THE GEOCHEMISTRY OF PAULINA LAKE, NEWBERRY, OR

Paulina Lake, within Newberry Volcano crater in Oregon, is located ~2km in elevation with its adjacent sister, East Lake (EL), and experiences inflow constraints by Newberry’s precipitation, seasonal freezing, and basement material. PL sediments are rich in As, Fe, vivianite (in diagenetic phase, Fe₃(PO₄)_{2 ･} 8H₂O) and silica (a mixture of diatom frustules, possibly hydrothermal Si, and glass from volcanic ash). Waters are carbonate-rich, of pH 8-8.5, with elevated major element concentrations and high conductivity (~0.6 mƱ/cm). Paulina Creek (PC) drains PL to the south-west, with artificial controls. 

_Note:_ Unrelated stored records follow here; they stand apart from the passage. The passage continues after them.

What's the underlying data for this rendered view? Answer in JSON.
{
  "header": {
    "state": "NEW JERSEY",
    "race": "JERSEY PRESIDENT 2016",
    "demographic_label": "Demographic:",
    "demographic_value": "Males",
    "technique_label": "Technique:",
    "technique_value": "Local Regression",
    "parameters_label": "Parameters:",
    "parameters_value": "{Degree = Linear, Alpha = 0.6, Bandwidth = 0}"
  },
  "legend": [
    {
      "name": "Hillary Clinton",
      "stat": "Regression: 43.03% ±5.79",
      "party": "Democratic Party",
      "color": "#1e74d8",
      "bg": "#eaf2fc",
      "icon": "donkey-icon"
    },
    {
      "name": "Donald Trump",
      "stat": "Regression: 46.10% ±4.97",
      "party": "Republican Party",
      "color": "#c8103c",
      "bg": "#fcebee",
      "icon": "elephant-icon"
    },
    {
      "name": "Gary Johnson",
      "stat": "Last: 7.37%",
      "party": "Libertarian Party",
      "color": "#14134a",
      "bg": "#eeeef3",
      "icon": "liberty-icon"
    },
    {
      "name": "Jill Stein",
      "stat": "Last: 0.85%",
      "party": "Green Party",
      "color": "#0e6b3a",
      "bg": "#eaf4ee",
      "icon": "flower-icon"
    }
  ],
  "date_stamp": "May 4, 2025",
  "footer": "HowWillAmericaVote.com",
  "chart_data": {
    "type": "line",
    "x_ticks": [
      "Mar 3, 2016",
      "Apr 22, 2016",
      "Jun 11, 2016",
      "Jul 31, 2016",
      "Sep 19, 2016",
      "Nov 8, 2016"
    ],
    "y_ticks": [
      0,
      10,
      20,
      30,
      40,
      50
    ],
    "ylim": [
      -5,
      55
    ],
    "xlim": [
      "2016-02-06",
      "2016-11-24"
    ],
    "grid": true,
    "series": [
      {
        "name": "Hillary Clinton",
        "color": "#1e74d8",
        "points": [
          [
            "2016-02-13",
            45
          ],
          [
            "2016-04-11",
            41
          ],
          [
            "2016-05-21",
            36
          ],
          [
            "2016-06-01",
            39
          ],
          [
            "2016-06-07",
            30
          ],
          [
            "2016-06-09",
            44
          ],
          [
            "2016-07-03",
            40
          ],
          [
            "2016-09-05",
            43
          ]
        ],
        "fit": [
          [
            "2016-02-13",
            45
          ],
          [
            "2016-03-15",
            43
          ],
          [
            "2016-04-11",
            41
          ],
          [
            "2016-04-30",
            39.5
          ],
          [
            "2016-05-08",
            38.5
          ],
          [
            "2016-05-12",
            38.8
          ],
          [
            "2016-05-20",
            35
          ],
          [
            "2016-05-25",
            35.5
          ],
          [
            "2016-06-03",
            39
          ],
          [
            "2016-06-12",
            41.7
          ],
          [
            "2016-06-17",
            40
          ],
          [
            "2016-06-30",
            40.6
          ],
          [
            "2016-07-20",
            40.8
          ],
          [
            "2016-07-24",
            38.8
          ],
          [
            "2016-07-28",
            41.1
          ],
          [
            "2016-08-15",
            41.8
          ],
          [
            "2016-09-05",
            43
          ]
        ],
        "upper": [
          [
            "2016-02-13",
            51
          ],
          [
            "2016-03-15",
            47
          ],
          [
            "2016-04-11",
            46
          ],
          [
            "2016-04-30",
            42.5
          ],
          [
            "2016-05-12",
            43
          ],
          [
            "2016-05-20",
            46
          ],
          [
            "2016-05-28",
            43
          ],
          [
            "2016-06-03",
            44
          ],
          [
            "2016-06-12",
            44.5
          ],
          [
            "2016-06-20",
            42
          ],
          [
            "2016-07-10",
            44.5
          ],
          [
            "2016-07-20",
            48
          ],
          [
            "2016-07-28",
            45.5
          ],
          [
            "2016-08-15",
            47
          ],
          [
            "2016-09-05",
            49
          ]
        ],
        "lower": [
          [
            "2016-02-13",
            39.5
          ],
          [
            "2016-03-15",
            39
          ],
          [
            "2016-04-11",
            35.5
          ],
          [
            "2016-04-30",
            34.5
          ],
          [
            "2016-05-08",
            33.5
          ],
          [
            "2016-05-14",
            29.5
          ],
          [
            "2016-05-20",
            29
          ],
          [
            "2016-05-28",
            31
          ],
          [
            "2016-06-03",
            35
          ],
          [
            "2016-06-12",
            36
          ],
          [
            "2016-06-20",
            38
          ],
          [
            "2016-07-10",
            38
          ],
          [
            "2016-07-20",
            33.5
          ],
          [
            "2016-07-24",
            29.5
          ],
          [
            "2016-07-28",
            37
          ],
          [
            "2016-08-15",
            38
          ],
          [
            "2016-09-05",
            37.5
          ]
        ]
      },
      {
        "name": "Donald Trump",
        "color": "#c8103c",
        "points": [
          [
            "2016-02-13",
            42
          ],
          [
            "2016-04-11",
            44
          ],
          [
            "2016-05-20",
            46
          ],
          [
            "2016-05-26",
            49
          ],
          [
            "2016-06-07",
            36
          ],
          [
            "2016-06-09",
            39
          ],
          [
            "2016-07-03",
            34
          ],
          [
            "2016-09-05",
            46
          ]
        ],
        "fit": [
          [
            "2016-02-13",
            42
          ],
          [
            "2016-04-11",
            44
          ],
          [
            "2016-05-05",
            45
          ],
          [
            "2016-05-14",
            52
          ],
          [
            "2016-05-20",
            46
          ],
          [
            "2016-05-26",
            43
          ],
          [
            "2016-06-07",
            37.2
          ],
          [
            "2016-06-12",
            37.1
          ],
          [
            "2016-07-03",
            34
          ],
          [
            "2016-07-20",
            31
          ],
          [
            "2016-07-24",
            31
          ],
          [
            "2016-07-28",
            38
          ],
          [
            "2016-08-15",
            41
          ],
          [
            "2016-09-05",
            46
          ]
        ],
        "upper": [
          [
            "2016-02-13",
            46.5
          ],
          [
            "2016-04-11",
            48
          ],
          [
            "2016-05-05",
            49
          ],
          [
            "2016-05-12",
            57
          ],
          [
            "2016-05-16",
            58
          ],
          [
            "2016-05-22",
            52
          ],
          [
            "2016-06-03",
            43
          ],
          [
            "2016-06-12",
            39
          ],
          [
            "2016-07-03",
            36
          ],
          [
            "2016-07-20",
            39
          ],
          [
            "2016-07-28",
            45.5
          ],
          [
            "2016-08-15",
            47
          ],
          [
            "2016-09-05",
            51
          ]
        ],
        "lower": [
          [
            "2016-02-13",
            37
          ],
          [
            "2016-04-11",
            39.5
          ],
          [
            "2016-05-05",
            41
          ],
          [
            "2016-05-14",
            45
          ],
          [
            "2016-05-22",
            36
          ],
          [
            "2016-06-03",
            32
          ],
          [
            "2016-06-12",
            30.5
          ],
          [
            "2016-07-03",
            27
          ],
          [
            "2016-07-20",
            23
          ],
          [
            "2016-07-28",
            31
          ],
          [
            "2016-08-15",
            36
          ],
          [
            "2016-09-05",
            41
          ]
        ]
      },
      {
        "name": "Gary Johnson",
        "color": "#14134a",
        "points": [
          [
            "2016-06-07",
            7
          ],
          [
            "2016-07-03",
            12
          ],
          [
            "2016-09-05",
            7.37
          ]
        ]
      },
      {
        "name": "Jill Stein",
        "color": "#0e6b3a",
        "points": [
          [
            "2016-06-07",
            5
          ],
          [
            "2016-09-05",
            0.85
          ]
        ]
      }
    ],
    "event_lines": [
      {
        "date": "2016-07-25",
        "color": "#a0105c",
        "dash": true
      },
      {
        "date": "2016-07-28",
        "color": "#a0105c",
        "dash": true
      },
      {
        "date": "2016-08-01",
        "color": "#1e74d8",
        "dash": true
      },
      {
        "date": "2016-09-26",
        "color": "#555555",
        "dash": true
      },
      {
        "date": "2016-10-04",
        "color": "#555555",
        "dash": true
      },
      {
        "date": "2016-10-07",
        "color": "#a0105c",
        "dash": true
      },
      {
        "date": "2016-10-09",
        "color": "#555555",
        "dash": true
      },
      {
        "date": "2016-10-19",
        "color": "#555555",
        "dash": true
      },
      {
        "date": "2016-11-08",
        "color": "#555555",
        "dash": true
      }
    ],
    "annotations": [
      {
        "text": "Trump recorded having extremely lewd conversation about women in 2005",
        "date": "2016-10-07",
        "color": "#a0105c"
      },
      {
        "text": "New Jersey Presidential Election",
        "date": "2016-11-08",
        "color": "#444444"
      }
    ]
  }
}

We assume that for conservative elements, PC export rate is equivalent to hot fluid venting at the lake bottom. Water samples from several depth profiles were analyzed for alkalinity by titration, major and trace elements (by IC, ICP-AES and ICP-MS) and for stable isotopes (C, O and H in resp. DIC, and water by Picarro and MS). We hypothesize that dissolved Fe ions precipitate as HFO upon entering the lake, adsorbing both As and P. During diagenesis in the organic rich sediment (4% C_org), HFO dissolves and precipitates vivianite, possibly with arsenate ions substituting for phosphate in the mineral structure.

Our goal is to characterize the flux and composition of the hydrothermal input fluids. For this, we developed a steady state model for major elements and used stable isotope compositions for the water balance model, constraining evaporation, precipitation, seepage, and groundwater flow rates. With negligible groundwater inflow from EL, a considerable volume of thermally altered water must be injected into PL to explain water compositions. While PL exhibits thermal and conductive stratification, most element concentrations do not adhere to any discernible relationship with respect to depth; hence, we believe that PL is a well mixed, though thermally stratified, body of water with elemental inputs from its hotsprings circulating through the water column. Furthermore, we believe the lake ecosystem is largely driven by the hydrothermal inputs (carbonate/CO2, P, Si, Ca) with cyanobacteria providing fixed nitrogen.